Lack of Capacity to make a Will as a result of severe bereavement
Case of Key v Key [2010] EWHC 408 (CH)
Mr Key died in July 2008. He was 90 years old. He has four children, two sons and two daughters.
He had made a Will in 2001 leaving everything to his wife for her lifetime and then on to his two sons who had worked on the farm all their lives whilst his two daughters had moved away.
In 2006 the farming business was dissolved and split between the two sons, with Mr Key keeping the farmhouse and a small part of the land.
Only a week after Mrs Key died, the daughters came home. They found Mr Keys Will, which left nothing to them. They immediately arranged for his solicitor to take instructions for a new Will which left the bulk of the estate to them with a small residue left equally between the four children.
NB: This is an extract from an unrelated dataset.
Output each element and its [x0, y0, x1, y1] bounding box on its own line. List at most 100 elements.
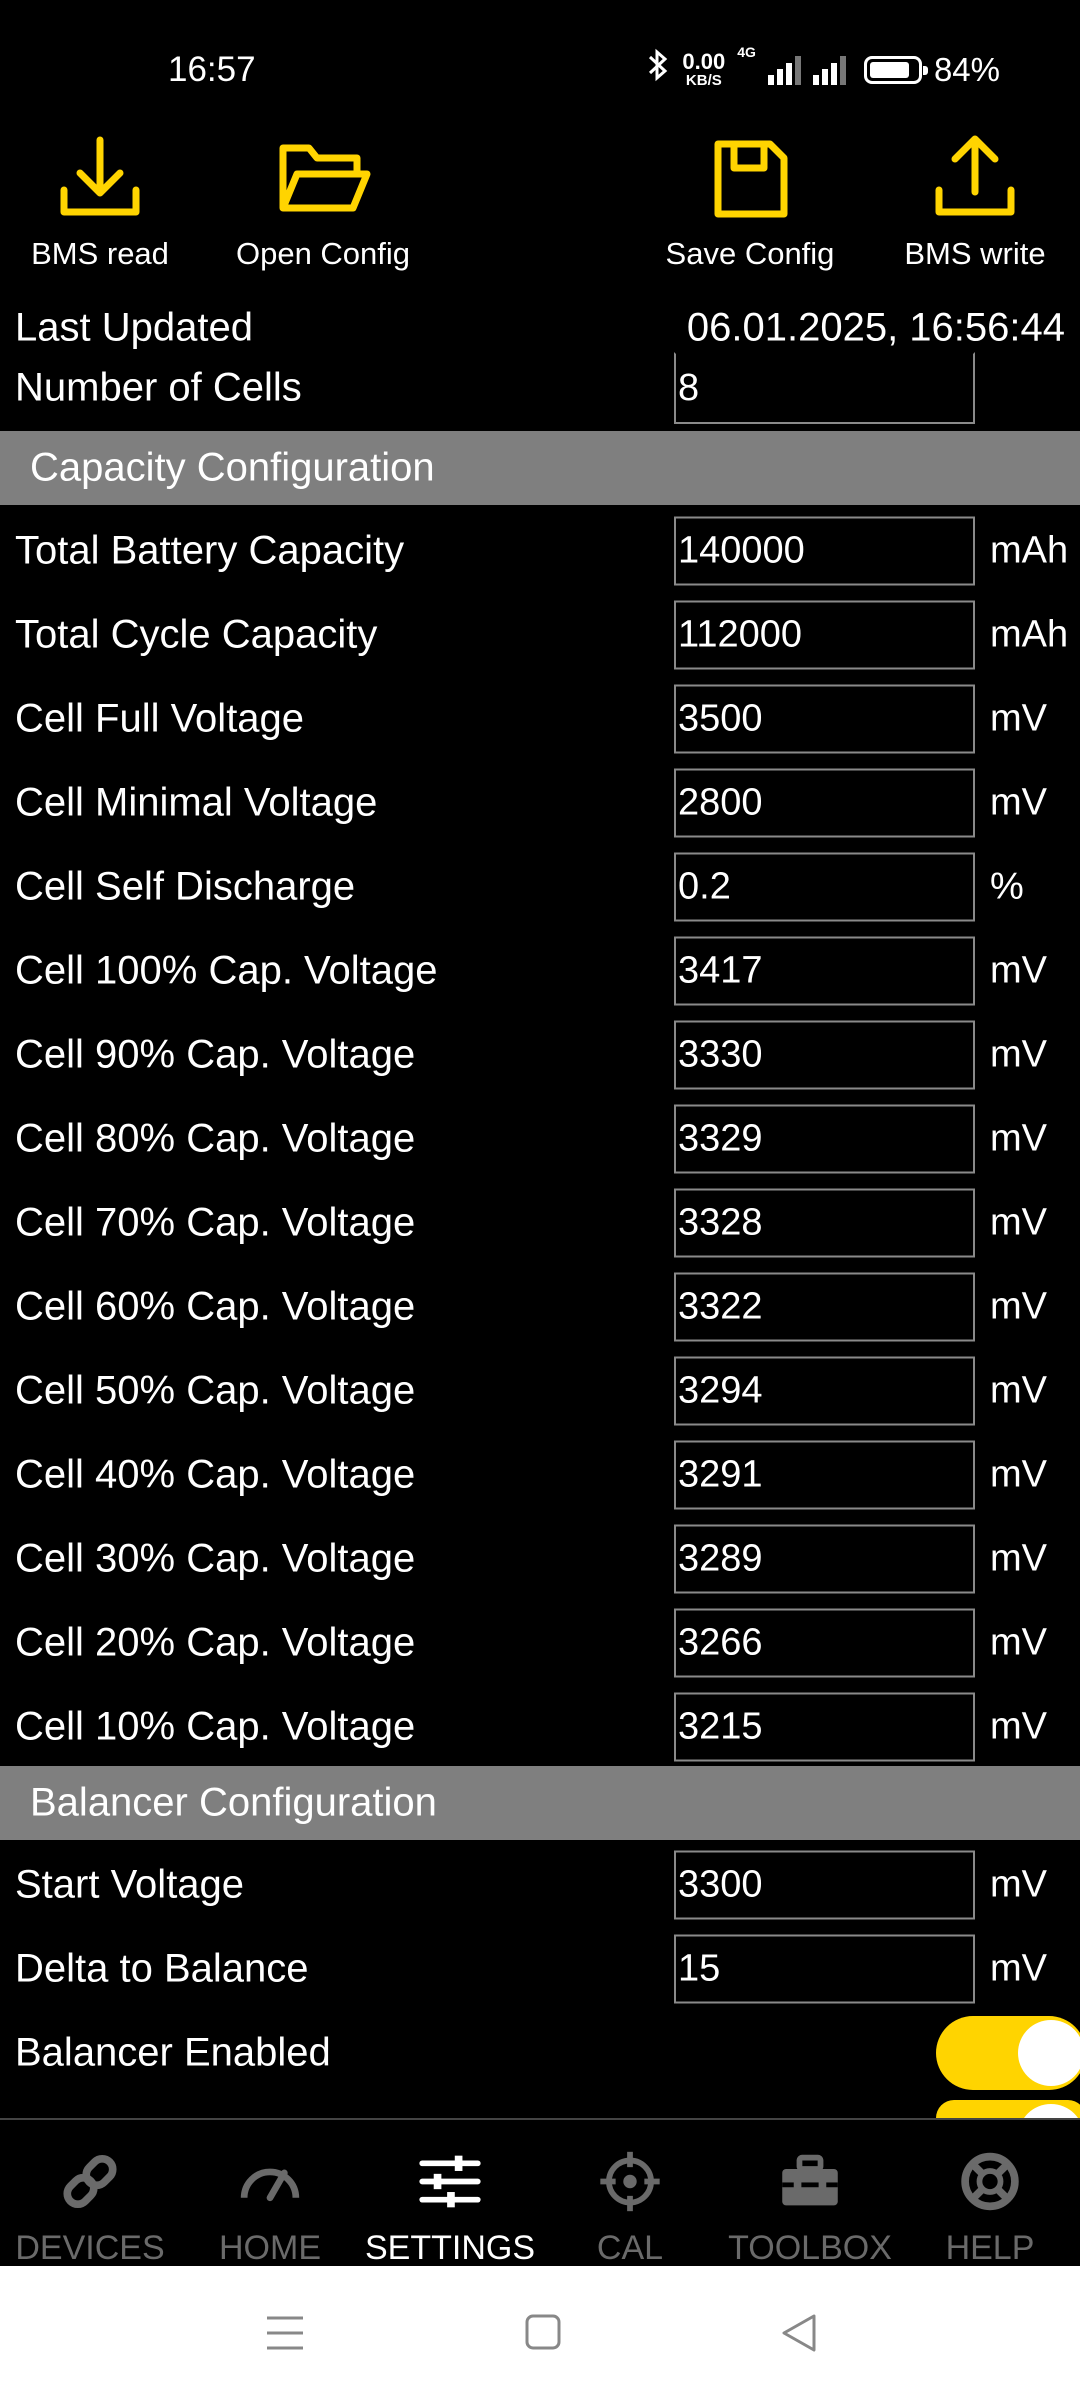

This was on the basis of fairness, even though Mr Key’s previous 4 Wills had left little to his daughters and the bulk of his estate to his sons.
The sons successfully claimed the Will was invalid on the grounds of lack of testamentary capacity which was caused by the severe bereavement Mr Key had experienced when his wife, after 65 years of marriage passed away.
It was said that such a severe bereavement could bring about almost identical symptoms of sever depression leading a person to simply agree to what others are suggesting.
The estate was distributed according to a previous Will.